Récemment, Sophia s’est produite dans de nombreuses salles de concert dans tout le Royaume Uni avec comme point culminant un retour au Wigmore Hall pour un récital basé sur les œuvres tardives de Chopin ainsi que celles des grands compositeurs russes. Continuant d’étendre son répertoire russe, Sophia a fait ses débuts en Suède avec une tournée du deuxième concerto pour piano de Rachmaninov. Son début dans la légendaire « Grande Salle » du conservatoire de Moscou, avec la première du double concerto pour piano de Bruch accompagnée de l’orchestre de chambre d’état de Moscou durant les « proms » d’hiver, fut un immense succès.
Depuis, elle a fait de nombreux enregistrements, dont la plupart en direct, pour la Radio Nationale Suédoise, la BBC radio 3 et la radio de Moscou.
Sophia continue de poursuivre sa carrière pianistique en plaçant toute sa foi et son engagement dans l’intégrité artistique.
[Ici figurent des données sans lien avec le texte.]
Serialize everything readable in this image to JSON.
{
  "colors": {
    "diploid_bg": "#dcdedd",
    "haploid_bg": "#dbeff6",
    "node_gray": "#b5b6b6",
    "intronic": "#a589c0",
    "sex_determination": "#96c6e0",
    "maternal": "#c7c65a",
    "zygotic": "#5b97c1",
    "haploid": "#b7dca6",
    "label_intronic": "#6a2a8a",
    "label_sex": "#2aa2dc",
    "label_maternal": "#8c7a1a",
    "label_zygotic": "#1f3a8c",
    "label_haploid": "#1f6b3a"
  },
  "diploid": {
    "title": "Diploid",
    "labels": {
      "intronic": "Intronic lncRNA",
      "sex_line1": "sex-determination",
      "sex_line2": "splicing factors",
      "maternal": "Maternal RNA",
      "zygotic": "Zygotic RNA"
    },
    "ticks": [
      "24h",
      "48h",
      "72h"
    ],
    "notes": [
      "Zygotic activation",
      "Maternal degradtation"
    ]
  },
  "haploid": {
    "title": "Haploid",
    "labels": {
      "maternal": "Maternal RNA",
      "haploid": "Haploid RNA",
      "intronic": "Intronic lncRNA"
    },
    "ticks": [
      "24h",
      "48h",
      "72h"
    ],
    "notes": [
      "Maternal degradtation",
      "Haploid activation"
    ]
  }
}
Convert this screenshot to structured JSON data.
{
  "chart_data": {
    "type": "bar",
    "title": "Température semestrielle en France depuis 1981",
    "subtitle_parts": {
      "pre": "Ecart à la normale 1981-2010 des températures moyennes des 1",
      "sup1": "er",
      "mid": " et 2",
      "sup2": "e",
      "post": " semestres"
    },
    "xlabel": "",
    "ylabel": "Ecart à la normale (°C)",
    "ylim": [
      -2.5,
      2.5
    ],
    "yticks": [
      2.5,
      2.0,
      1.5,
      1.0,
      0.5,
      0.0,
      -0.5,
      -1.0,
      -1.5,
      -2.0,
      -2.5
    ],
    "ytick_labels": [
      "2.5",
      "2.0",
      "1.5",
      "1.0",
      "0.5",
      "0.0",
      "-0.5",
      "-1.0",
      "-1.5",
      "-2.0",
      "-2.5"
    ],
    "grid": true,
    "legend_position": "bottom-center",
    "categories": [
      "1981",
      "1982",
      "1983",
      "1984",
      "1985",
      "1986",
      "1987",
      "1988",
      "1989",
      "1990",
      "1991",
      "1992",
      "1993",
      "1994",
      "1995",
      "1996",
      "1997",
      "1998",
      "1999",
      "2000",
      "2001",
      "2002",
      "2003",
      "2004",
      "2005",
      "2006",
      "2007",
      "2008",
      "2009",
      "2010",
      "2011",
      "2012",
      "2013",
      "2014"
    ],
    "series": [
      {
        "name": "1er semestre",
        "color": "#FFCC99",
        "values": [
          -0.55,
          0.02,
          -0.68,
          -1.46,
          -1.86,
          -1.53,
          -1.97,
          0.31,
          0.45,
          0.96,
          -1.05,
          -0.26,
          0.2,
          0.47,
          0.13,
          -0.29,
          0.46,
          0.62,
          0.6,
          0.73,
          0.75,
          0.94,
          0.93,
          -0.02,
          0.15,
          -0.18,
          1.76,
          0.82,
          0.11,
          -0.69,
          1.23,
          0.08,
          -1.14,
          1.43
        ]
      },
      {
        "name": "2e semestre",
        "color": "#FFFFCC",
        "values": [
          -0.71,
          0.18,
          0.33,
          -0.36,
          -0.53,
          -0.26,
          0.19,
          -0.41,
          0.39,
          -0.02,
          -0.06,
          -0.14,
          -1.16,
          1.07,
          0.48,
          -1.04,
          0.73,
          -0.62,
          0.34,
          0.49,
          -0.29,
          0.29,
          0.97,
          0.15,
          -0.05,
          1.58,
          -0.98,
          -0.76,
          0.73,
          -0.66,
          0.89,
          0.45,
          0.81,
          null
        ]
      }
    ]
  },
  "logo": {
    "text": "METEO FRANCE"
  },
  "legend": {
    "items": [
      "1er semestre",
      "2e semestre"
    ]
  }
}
Son répertoire est vaste bien que l’affinité qu’elle ressent depuis l’enfance pour les compositeurs russes ne l’ait jamais quittée. Ainsi, son premier enregistrement sur CD est un récital consacré à Scriabine, il est distribué par le label suédois BIS. La critique salue son approche musicale issue de la tradition russe comme Michel Le Naour pour Le Monde de la Musique qui écrit : “Sophia Lisovskaya a une sensibilité incontestable et des qualités digitales qui lui permettent de franchir les embûches techniques dont sont parsemées les partitions de Scriabine…»
Ses interprétations en public sont invariablement décrites comme originales et puissantes, avec une capacité particulière d’émouvoir fortement son auditoire avec un son à la fois unique et reconnaissable.
Le directeur de musique de l’orchestre de la radio de Moscou, de l’orchestre symphonique de Vienne et de l’ Opéra de Zurich, Maestro Vladimir Fedoseer, dit de Sophia Lisovskaya qu’elle est « une pianiste qui possède un spécial don poétique ».
Récemment, Sophia a également ouvert le Festival de Londres pour pianistes virtuoses avec le concerto pour piano de Schumann. Elle est retournée en Russie pour une suite de concerts avec l’orchestre philharmonique de Nobosibivsk, sous la baguette du maestro Katz pour le cinquantième anniversaire de l’orchestre, et a donné un concert de gala en Lettonie en jouant le deuxième concerto pour piano de Shostakovitch.
Sophia a aussi fait ses débuts en récital à Milan (dans la prestigieuse « Sala Verdi » pour la « Soricieta dei concerti ») ainsi qu’à Moscou et en Suède. Le public de Sophia continue de s’agrandir au Royaume Uni grâce à ses récitals dans tout le pays ainsi que dans d’autres parties de la planète telles que l’Australie avec l’Orchestre de Queensland.
De prochains engagements la retiennent dans sa ville d’adoption, Londres, avec des concerts à St John Smith Square et à St James Piccadilly.
Comme Sophia a toujours accompagné son père musicien, elle apprécie beaucoup de collaborer avec d’autres artistes. Tôt dans sa carrière, l’implication de Sophia pour la musique de chambre l’a conduite à se produire dans de nombreux festivals comme celui de Bregenz, Ascona et le festival Josseff Otten. Plus récemment, elle a joué pour la première Shubertiade de Moscou dans la salle de la nouvelle « Maison de la Musique » en compagnie de grands musiciens de chambre russes.